SAN FRANCISCO — As the founder of an organic juice company, Claire Schlemme dreaded discarding so much fruit and vegetable pulp left over from production.
“We were taking such care to source all organic, mostly local produce ... and we were losing a lot of it,” she recalled.
That experience led her to launch Renewal Mill, a business committed to tackling food waste by transforming byproducts into nutritious, functional ingredients. At the Winter Fancy Food Show, held Jan. 13-15 in San Francisco, the company showcased okara flour, a versatile, high-fiber, gluten-free flour harvested from the pulp left over from soy milk processing.
Okara flour has more fiber, protein and calcium than white flour with fewer net carbohydrates, according to the company. Yet, the ingredient offers the same functionality, taste and price.
Oakland, Calif.-based Renewal Mill has partnered with a tofu manufacturer to install drying technology at the processing facilities, Ms. Schlemme said. Previously, the pulp leftover from soybean processing was used as animal feed.
“It’s not a reliable or high-value way to use it,” Ms. Schlemme told Food Business News. “It’s certainly better than going to landfill, but given this is traditionally a human food ingredient in east Asian cooking, It definitely should be maintained as a human food ingredient.”
Traditionally, okara has been consumed in its wet form, often tossed into stir-fries or used as a binder in okonomiyaki, a vegetable pancake. Renewal Mill dries the ingredient on-site for easier handling and transport.

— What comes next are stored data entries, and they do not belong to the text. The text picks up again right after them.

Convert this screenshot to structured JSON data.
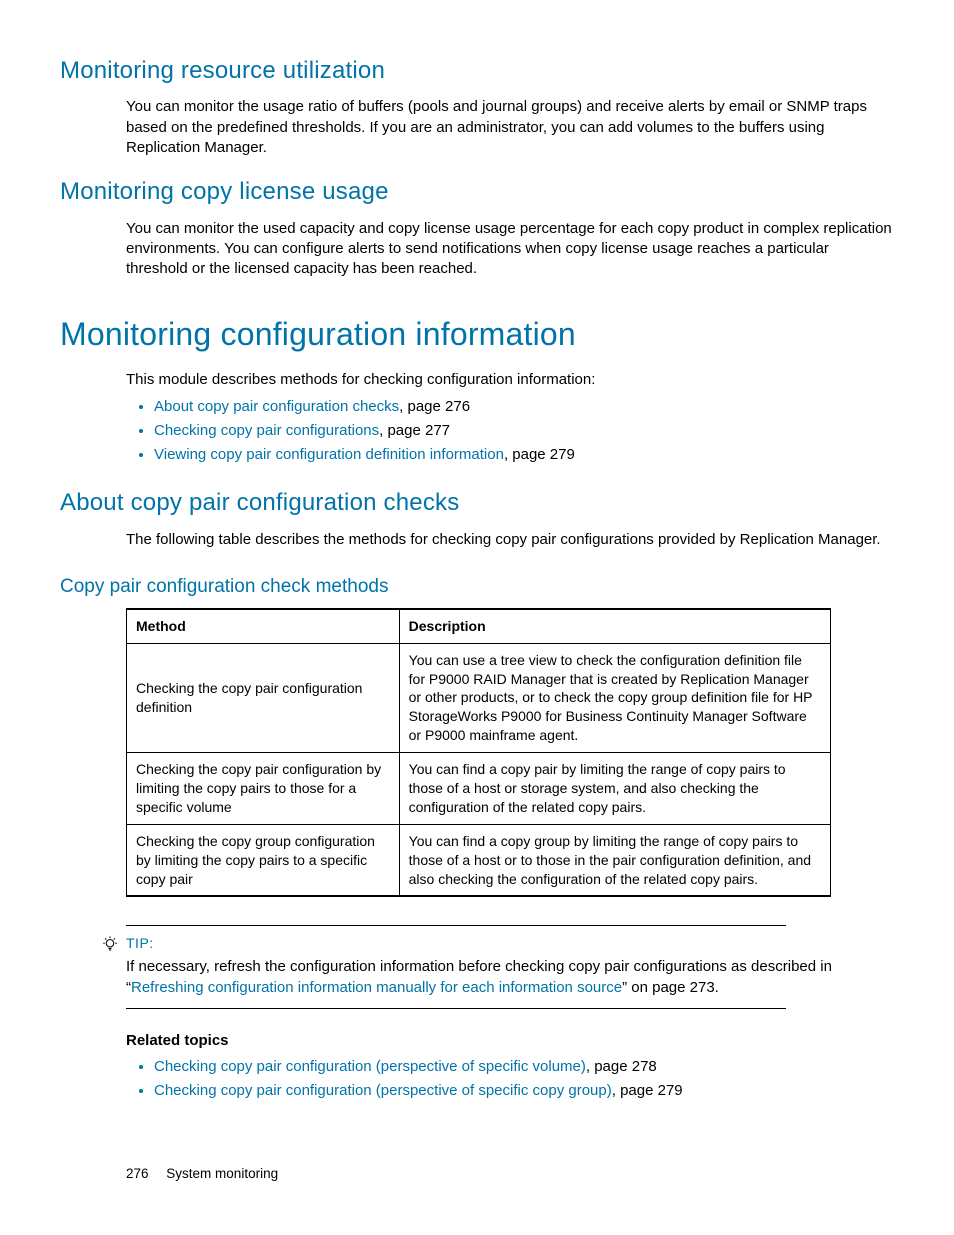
{
  "sections": {
    "s1": {
      "title": "Monitoring resource utilization",
      "body": "You can monitor the usage ratio of buffers (pools and journal groups) and receive alerts by email or SNMP traps based on the predefined thresholds. If you are an administrator, you can add volumes to the buffers using Replication Manager."
    },
    "s2": {
      "title": "Monitoring copy license usage",
      "body": "You can monitor the used capacity and copy license usage percentage for each copy product in complex replication environments. You can configure alerts to send notifications when copy license usage reaches a particular threshold or the licensed capacity has been reached."
    },
    "s3": {
      "title": "Monitoring configuration information",
      "intro": "This module describes methods for checking configuration information:",
      "links": [
        {
          "text": "About copy pair configuration checks",
          "suffix": ", page 276"
        },
        {
          "text": "Checking copy pair configurations",
          "suffix": ", page 277"
        },
        {
          "text": "Viewing copy pair configuration definition information",
          "suffix": ", page 279"
        }
      ]
    },
    "s4": {
      "title": "About copy pair configuration checks",
      "body": "The following table describes the methods for checking copy pair configurations provided by Replication Manager."
    },
    "s5": {
      "title": "Copy pair configuration check methods"
    }
  },
  "table": {
    "headers": {
      "method": "Method",
      "description": "Description"
    },
    "rows": [
      {
        "method": "Checking the copy pair configuration definition",
        "description": "You can use a tree view to check the configuration definition file for P9000 RAID Manager that is created by Replication Manager or other products, or to check the copy group definition file for HP StorageWorks P9000 for Business Continuity Manager Software or P9000 mainframe agent."
      },
      {
        "method": "Checking the copy pair configuration by limiting the copy pairs to those for a specific volume",
        "description": "You can find a copy pair by limiting the range of copy pairs to those of a host or storage system, and also checking the configuration of the related copy pairs."
      },
      {
        "method": "Checking the copy group configuration by limiting the copy pairs to a specific copy pair",
        "description": "You can find a copy group by limiting the range of copy pairs to those of a host or to those in the pair configuration definition, and also checking the configuration of the related copy pairs."
      }
    ]
  },
  "tip": {
    "label": "TIP:",
    "pre": "If necessary, refresh the configuration information before checking copy pair configurations as described in “",
    "link": "Refreshing configuration information manually for each information source",
    "post": "” on page 273."
  },
  "related": {
    "heading": "Related topics",
    "items": [
      {
        "text": "Checking copy pair configuration (perspective of specific volume)",
        "suffix": ", page 278"
      },
      {
        "text": "Checking copy pair configuration (perspective of specific copy group)",
        "suffix": ", page 279"
      }
    ]
  },
  "footer": {
    "page": "276",
    "section": "System monitoring"
  }
}
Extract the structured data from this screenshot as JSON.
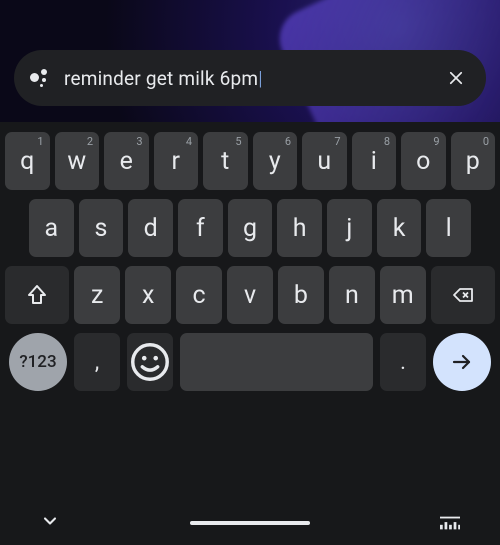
{
  "search": {
    "query": "reminder get milk 6pm"
  },
  "keyboard": {
    "row1": [
      {
        "letter": "q",
        "hint": "1"
      },
      {
        "letter": "w",
        "hint": "2"
      },
      {
        "letter": "e",
        "hint": "3"
      },
      {
        "letter": "r",
        "hint": "4"
      },
      {
        "letter": "t",
        "hint": "5"
      },
      {
        "letter": "y",
        "hint": "6"
      },
      {
        "letter": "u",
        "hint": "7"
      },
      {
        "letter": "i",
        "hint": "8"
      },
      {
        "letter": "o",
        "hint": "9"
      },
      {
        "letter": "p",
        "hint": "0"
      }
    ],
    "row2": [
      {
        "letter": "a"
      },
      {
        "letter": "s"
      },
      {
        "letter": "d"
      },
      {
        "letter": "f"
      },
      {
        "letter": "g"
      },
      {
        "letter": "h"
      },
      {
        "letter": "j"
      },
      {
        "letter": "k"
      },
      {
        "letter": "l"
      }
    ],
    "row3": [
      {
        "letter": "z"
      },
      {
        "letter": "x"
      },
      {
        "letter": "c"
      },
      {
        "letter": "v"
      },
      {
        "letter": "b"
      },
      {
        "letter": "n"
      },
      {
        "letter": "m"
      }
    ],
    "symbols_label": "?123",
    "comma": ",",
    "period": "."
  }
}
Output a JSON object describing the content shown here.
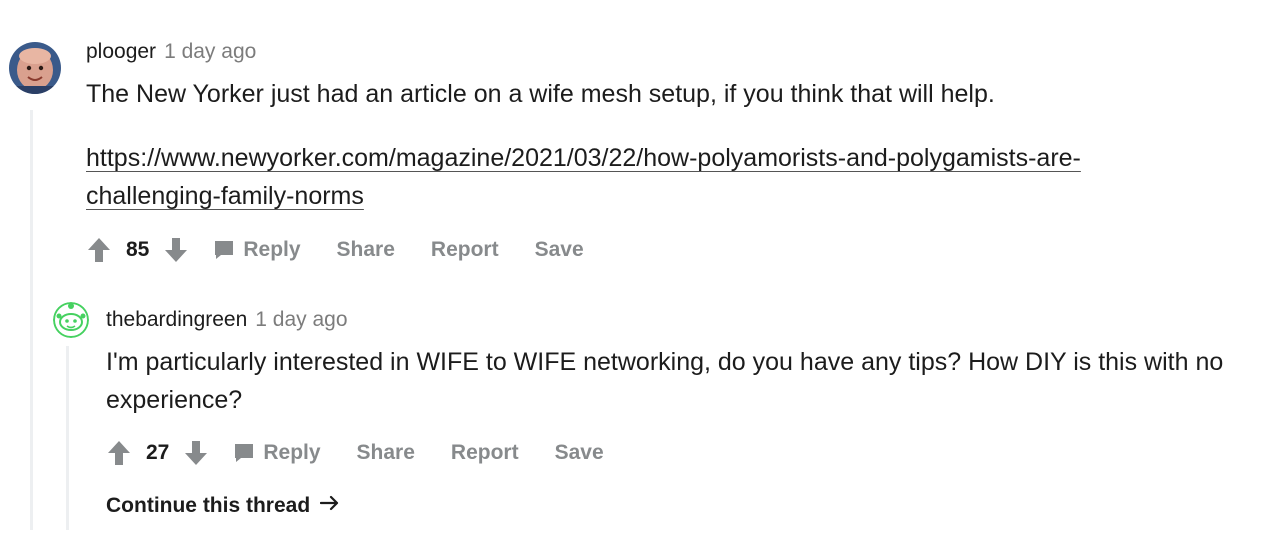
{
  "comment": {
    "username": "plooger",
    "time": "1 day ago",
    "text": "The New Yorker just had an article on a wife mesh setup, if you think that will help.",
    "link_line1": "https://www.newyorker.com/magazine/2021/03/22/how-polyamorists-and-polygamists-are-",
    "link_line2": "challenging-family-norms",
    "score": "85",
    "actions": {
      "reply": "Reply",
      "share": "Share",
      "report": "Report",
      "save": "Save"
    }
  },
  "reply": {
    "username": "thebardingreen",
    "time": "1 day ago",
    "text": "I'm particularly interested in WIFE to WIFE networking, do you have any tips? How DIY is this with no experience?",
    "score": "27",
    "actions": {
      "reply": "Reply",
      "share": "Share",
      "report": "Report",
      "save": "Save"
    },
    "continue_label": "Continue this thread"
  },
  "colors": {
    "text": "#1c1c1c",
    "meta": "#7c7c7c",
    "action": "#878a8c",
    "thread_line": "#edeff1",
    "snoo_green": "#46d160"
  },
  "icons": [
    "upvote-icon",
    "downvote-icon",
    "comment-icon",
    "snoo-avatar",
    "arrow-right-icon"
  ]
}
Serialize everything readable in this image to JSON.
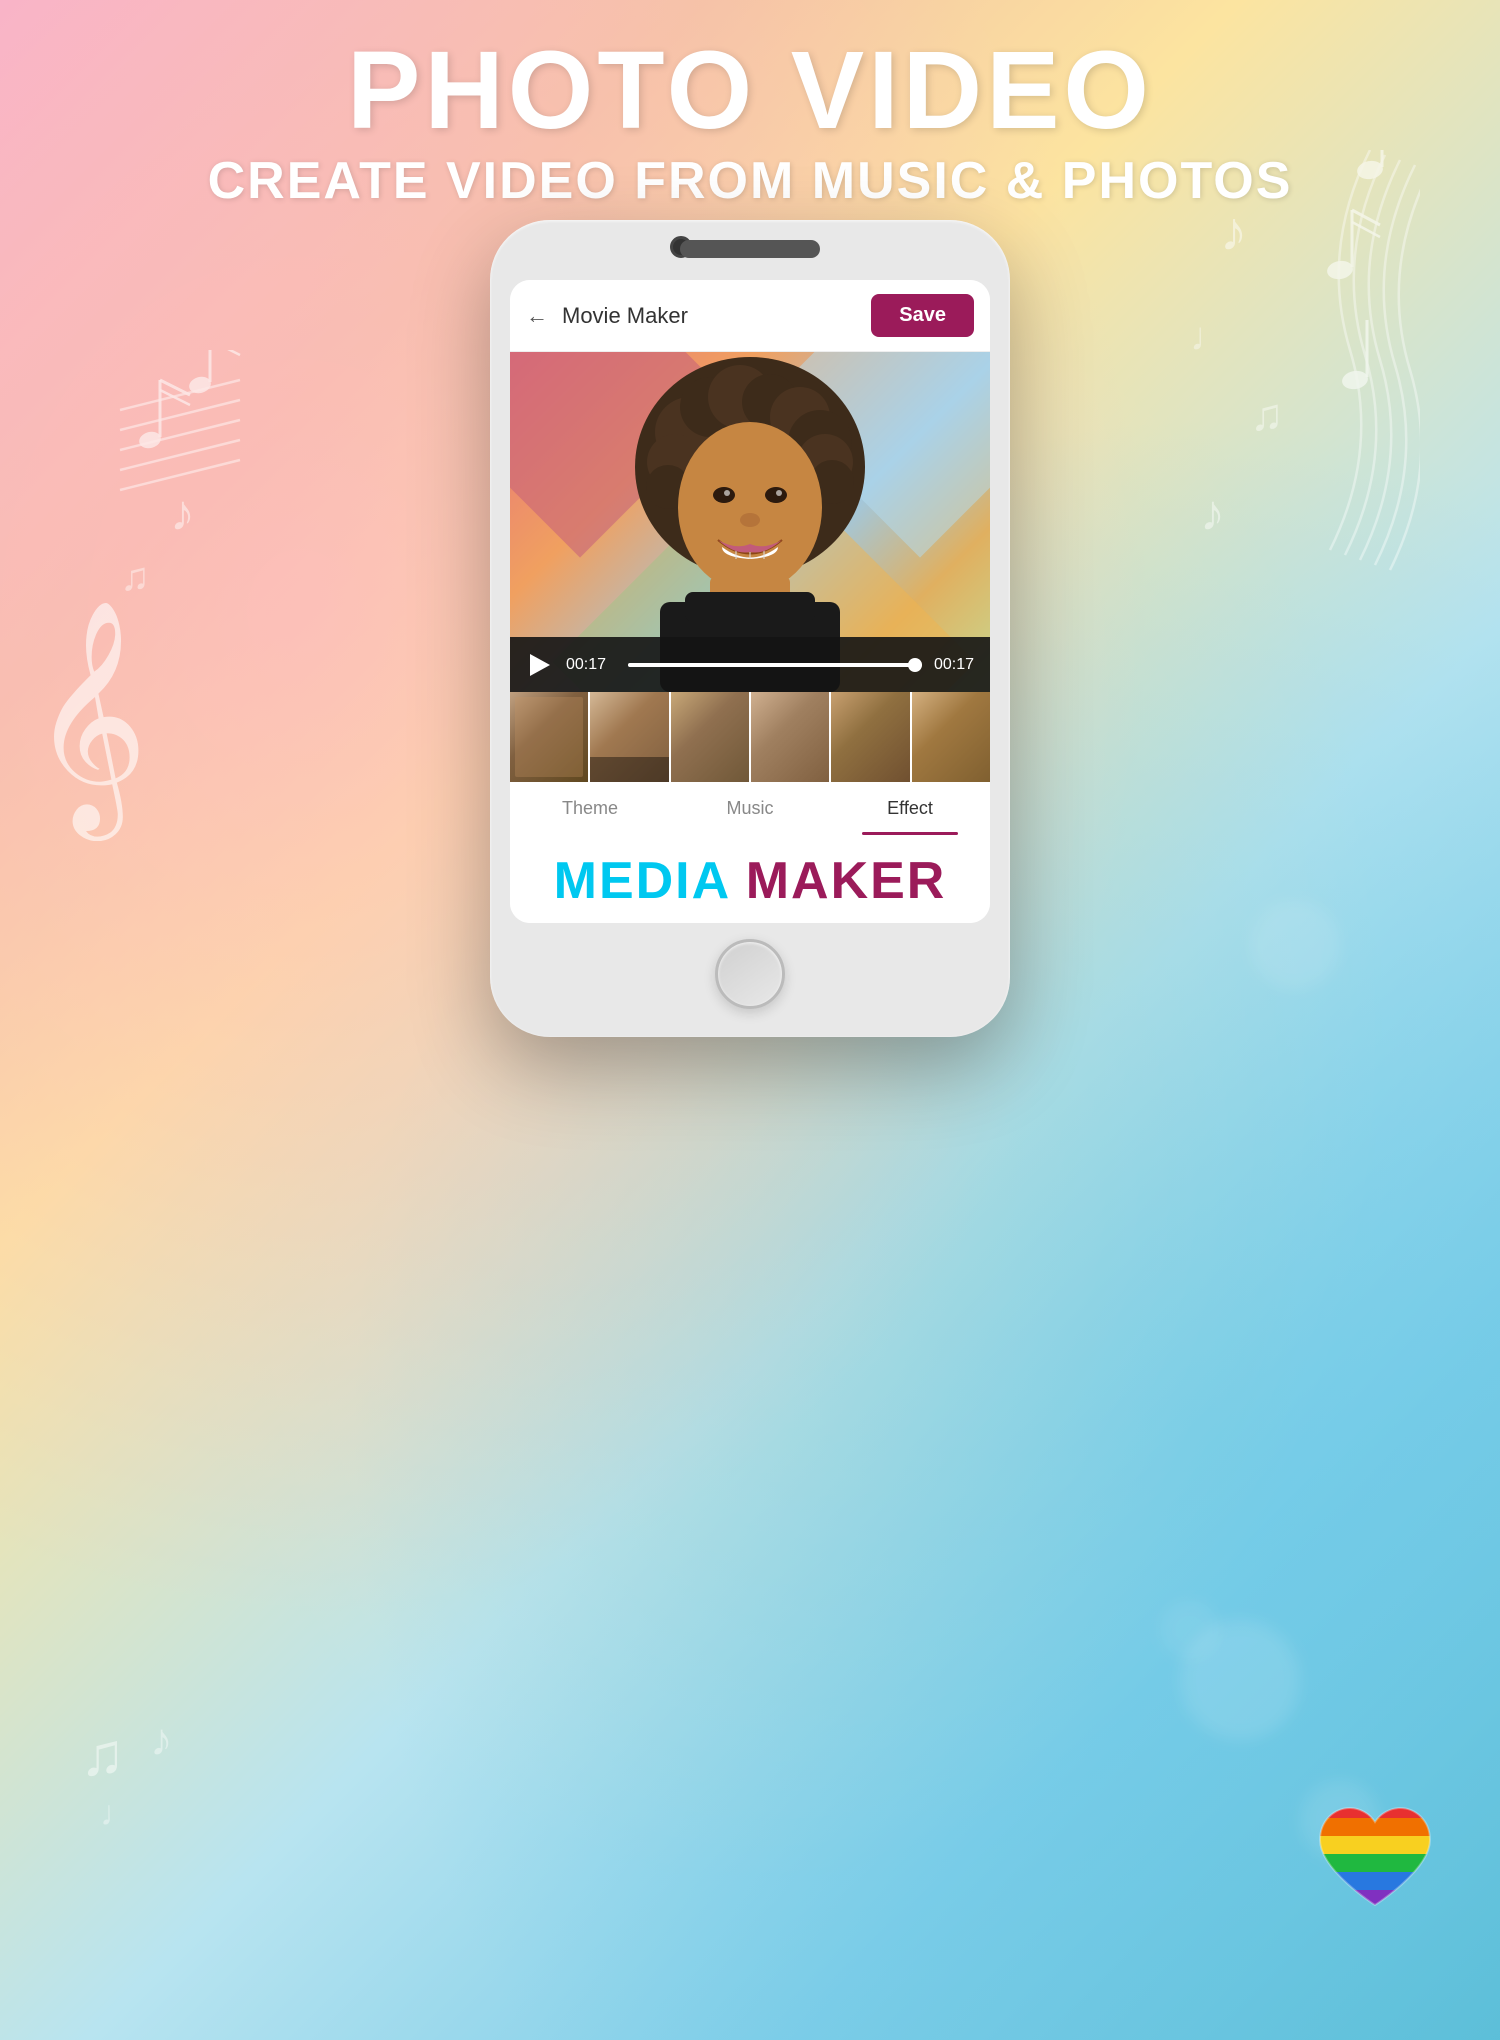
{
  "background": {
    "gradient_desc": "pink to peach to yellow to blue gradient"
  },
  "title": {
    "main": "PHOTO VIDEO",
    "subtitle": "CREATE VIDEO FROM MUSIC & PHOTOS"
  },
  "phone": {
    "header": {
      "back_label": "←",
      "title": "Movie Maker",
      "save_label": "Save"
    },
    "video": {
      "time_current": "00:17",
      "time_total": "00:17",
      "progress_pct": 100
    },
    "tabs": [
      {
        "id": "theme",
        "label": "Theme",
        "active": false
      },
      {
        "id": "music",
        "label": "Music",
        "active": false
      },
      {
        "id": "effect",
        "label": "Effect",
        "active": true
      }
    ],
    "brand": {
      "word1": "MEDIA",
      "word2": "MAKER",
      "word1_color": "#00c8f0",
      "word2_color": "#9b1b5a"
    }
  },
  "thumbnails": [
    "thumb1",
    "thumb2",
    "thumb3",
    "thumb4",
    "thumb5",
    "thumb6"
  ],
  "icons": {
    "back": "←",
    "play": "▶",
    "home": "○",
    "treble_clef": "𝄞",
    "music_note": "♪",
    "music_note2": "♫"
  }
}
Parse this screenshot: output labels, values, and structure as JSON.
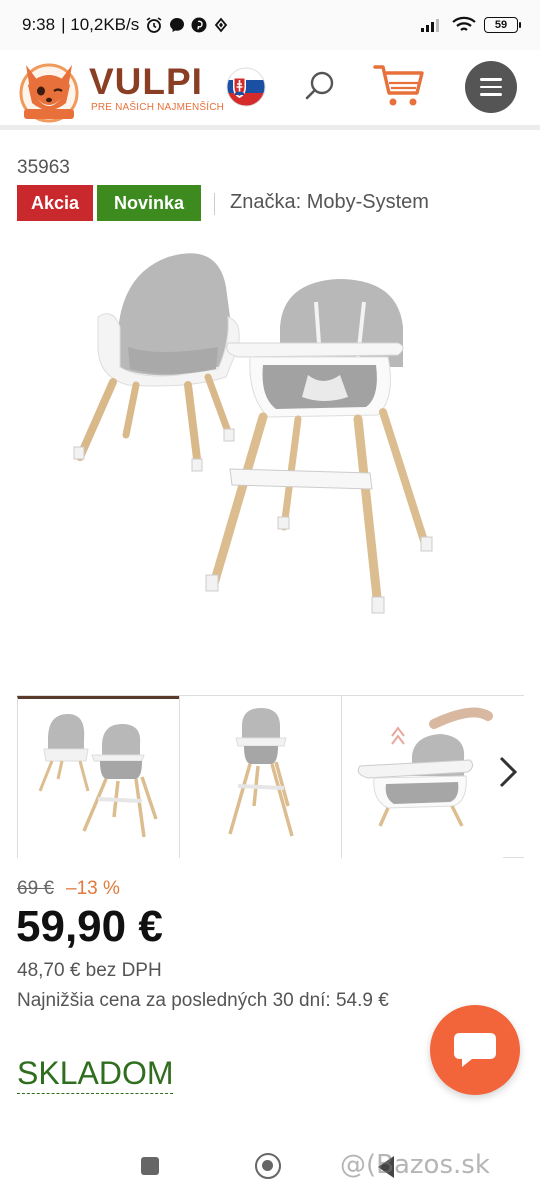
{
  "status_bar": {
    "time": "9:38",
    "net_speed": "| 10,2KB/s",
    "battery": "59"
  },
  "header": {
    "brand": "VULPI",
    "tagline": "PRE NAŠICH NAJMENŠÍCH",
    "flag": "slovak-flag",
    "icons": [
      "search-icon",
      "cart-icon",
      "menu-icon"
    ],
    "accent_color": "#e8703a",
    "brand_color": "#8a3e24"
  },
  "product": {
    "sku": "35963",
    "badges": [
      {
        "label": "Akcia",
        "color": "#c9282d"
      },
      {
        "label": "Novinka",
        "color": "#3d8a1e"
      }
    ],
    "brand_line": "Značka: Moby-System",
    "image_alt": "high-chair-product-image"
  },
  "gallery": {
    "active_index": 0,
    "thumbs": [
      "thumb-1",
      "thumb-2",
      "thumb-3"
    ]
  },
  "pricing": {
    "old_price": "69 €",
    "discount": "–13 %",
    "price": "59,90 €",
    "price_net": "48,70 € bez DPH",
    "lowest_30": "Najnižšia cena za posledných 30 dní: 54.9 €"
  },
  "stock": {
    "label": "SKLADOM",
    "color": "#2f6e1e"
  },
  "chat": {
    "color": "#f2643a"
  },
  "watermark": "@(Bazos.sk"
}
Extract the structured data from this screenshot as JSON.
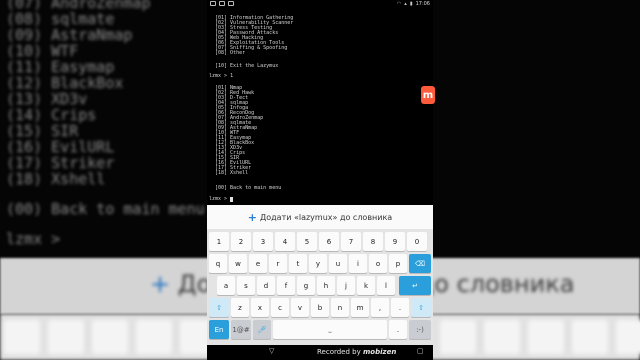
{
  "background": {
    "terminal_lines": [
      "(07) AndroZenmap",
      "(08) sqlmate",
      "(09) AstraNmap",
      "(10) WTF",
      "(11) Easymap",
      "(12) BlackBox",
      "(13) XD3v",
      "(14) Crips",
      "(15) SIR",
      "(16) EvilURL",
      "(17) Striker",
      "(18) Xshell",
      "",
      "(00) Back to main menu",
      "",
      "lzmx > "
    ],
    "suggestion": "Додати «lazymux» до словника"
  },
  "statusbar": {
    "time": "17:06"
  },
  "terminal": {
    "main_menu": [
      "[01] Information Gathering",
      "[02] Vulnerability Scanner",
      "[03] Stress Testing",
      "[04] Password Attacks",
      "[05] Web Hacking",
      "[06] Exploitation Tools",
      "[07] Sniffing & Spoofing",
      "[08] Other"
    ],
    "exit_option": "[10] Exit the Lazymux",
    "prompt1": "lzmx > 1",
    "tool_menu": [
      "[01] Nmap",
      "[02] Red Hawk",
      "[03] D-Tect",
      "[04] sqlmap",
      "[05] Infoga",
      "[06] ReconDog",
      "[07] AndroZenmap",
      "[08] sqlmate",
      "[09] AstraNmap",
      "[10] WTF",
      "[11] Easymap",
      "[12] BlackBox",
      "[13] XD3v",
      "[14] Crips",
      "[15] SIR",
      "[16] EvilURL",
      "[17] Striker",
      "[18] Xshell"
    ],
    "back_option": "[00] Back to main menu",
    "prompt2": "lzmx > "
  },
  "suggestion": {
    "text": "Додати «lazymux» до словника"
  },
  "keyboard": {
    "row_numbers": [
      "1",
      "2",
      "3",
      "4",
      "5",
      "6",
      "7",
      "8",
      "9",
      "0"
    ],
    "row1": [
      "q",
      "w",
      "e",
      "r",
      "t",
      "y",
      "u",
      "i",
      "o",
      "p"
    ],
    "row2": [
      "a",
      "s",
      "d",
      "f",
      "g",
      "h",
      "j",
      "k",
      "l"
    ],
    "row3": [
      "z",
      "x",
      "c",
      "v",
      "b",
      "n",
      "m"
    ],
    "lang_key": "En",
    "sym_key": "1@#",
    "smiley_key": ":-)"
  },
  "navbar": {
    "recorder_label": "Recorded by",
    "recorder_brand": "mobizen"
  }
}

“These byproducts are very wet when they come off the processing line,” Ms. Schlemme said. “They’re prone to spoilage, and because they’re wet, they’re very heavy. One of the things that’s really important to us is it’s not just about reducing food waste, but it’s also about increasing supplies of affordable and accessible nutrition, because these are low-cost or no-cost streams of nutrition that we can bring back into the food supply chain. But when you talk about needing to move around heavy product like that, where you’re basically paying to ship water, you can very quickly lose the economics of having this work out.”
As proof of concept, Renewal Mill developed a line of individually packaged cookies made with okara flour for convenience stores and food service outlets.
“We realized we needed to take this two-pronged approach because it’s such a novel ingredient,” Ms. Schlemme said. “We wanted to be able to have a way to introduce it to people, have something we can build some education around, and then in addition to that, collect sales data around this so we can go to, for example, cookie companies and say, ‘We were outselling competitors six to one’…
“That’s a compelling way to start the conversation with the marketing departments at larger food companies.”
Okara flour may be added to grain-based food products to achieve a nutritional claim as a good source of fiber and protein without changing the appearance or taste, she said.
“Another place we see value is as a nutritious gluten-free flour,” Ms. Schlemme said. “Gluten-free products that are really reliant on white rice flour don’t have a lot of nutrition. This a superior gluten-free flour that comes with all these extra nutrition benefits.”
Okara flour has subtle milky, nutty notes that add richness to flour-based products, she said.
“Interestingly when we’ve done taste tests with it, the results are either people can’t tell the difference, or there’s a slight preference for the one that has okara,” she added.
At the Institute of Food Technologists' annual meeting and food expo held last year in Chicago, Renewal Mill won the inaugural IFTNEXT Food Disruption Challenge. The company received a $25,000 cash prize and Future Food Disruptor of the Year award. The opportunity was “a door opener for us,” Ms. Schlemme said.
The company also recently began collaborating with Cargill through Techstars' Farm to Fork accelerator program to explore additional applications for okara flour, including extruded products.
“We found that there are some really cool applications in creating puffs,” Ms. Schlemme said. “This opens a whole other set of applications for us into cereals, puffed snacks, granola bars, things like that.”
Renewal Mill’s technology may be applied to a wide range of byproducts. Later this year, the company plans to introduce another ingredient from a byproduct of non-dairy milk production.
“We’re looking at the byproducts from almond milk, oat milk and pea milk,” she said.
“We see ourselves in five years’ time being a major player in the ingredients space with a variety of different ingredients and ingredient blends, where all of those ingredients are being sourced from byproducts,” Ms. Schlemme added. “They’re all upcycled and would have otherwise gone to waste. Partly what we’re excited about in terms of bringing on additional byproducts and doing that quickly is this idea of being able to create blends of different products from what’s out there, so it allows us to basically take different nutritional and functional benefits these byproducts have and put them together in ways that fit what big food companies are looking for in terms of responding to consumer demands and making formulation changes in their products.”